Katie, you really touched on the weaknesses and strengths of each article. I especially liked the emphasis you drew on the importance of distinguishing between reproductive choice and reproductive right. Your reiteration of Crews' statement shows the power and control that is exerted with the use of right instead of choice. Use of the word "right" shows a much deeper meaning in which it shows an immediate and necessary access to certain options and decisions. The word "choice" to me seems much more open ended, leaving room for people to dispute what choice is the "right" choice. It also furthers the idea that "choice" is an option, instead of a concrete decision, like right, that is backed with powerful meaning and oftentimes law. The distinction between "right" and "choice" is going to be an important evolution in feminist thought that will evoke social rights/abilities instead of a choice between.

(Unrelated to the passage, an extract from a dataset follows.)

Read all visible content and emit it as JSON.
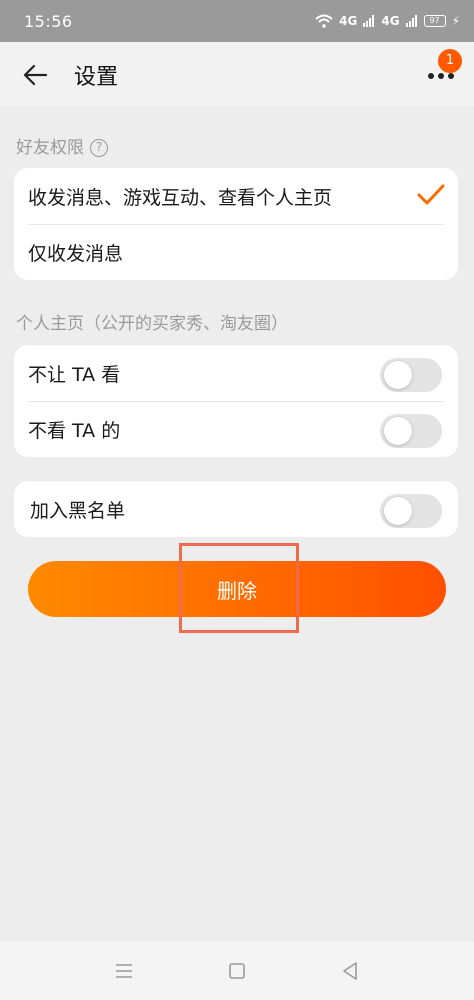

I also wanted to mention a few key things that were mentioned in regards to "choice" in the "They Should not Breed: feminism, disability, and reproductive rights" article. Instead of differentiating between the importance of "choice" and "right" the authors discuss choices for the disabled. The article furthers discussion from last weeks class on birth control and eugenics and its presence in reproductive rights today. They refer to choice in a way different in which I am sure most people think of it. For the disabled, either mentally or physically, there is pressure for them to make the "right" choice either about having children at all or aborting the child if there is known impairment. This statement is made for mothers to abort their children in order to "spare" the family and child suffering; or for women who are disabled to think heavily about bearing children and their inability to parent. "Right" and "choice" here are used in a very different, often manipulative way. Selectivity here is contemporary eugenics at its "best", where furthering a "better" people is enforced.
Another important part of this article was the importance of the right to abort AND to bear and raise a child. This brought me back again to discussions of eugenics, sterilization, and the women who lost their "right" to bear. Again, it is important to consider all rights and choices available and to be respectful of those choices, even if it is not your personal choice.

I just wanted to comment on Annslie's comment on Bieber Fever- I think this is a good example of how often MEN'S opinion and thoughts on abortion are displayed- We look around everywhere and there are so many women's stories of their struggles and experiences- yet so often the opinions that recieve the majority of attention, or are at least taken more seriously, are from male celebrities or male politicians- I completely agree with you on giving Mr. Justin the benefit of the doubt here but how sad is it that a 16 year old is not expected to be educated about these kinds of topics? And how self-righteous for anyone to say that it's "sad" that a woman who was raped got pregnant but everything happens for a reason- no matter what your views on the matter is, I don't believe that anyone has the authority to make that kind of statement about someone else's struggles and pain- nonetheless to publicly make a statement about what that should mean for HER future- Justin Bieber is close to an idol for young girls (I work with them) And here he his telling these girls, with some certainty, the rights and responsibilities of women. How many young girls are going to question the pubescent cutie?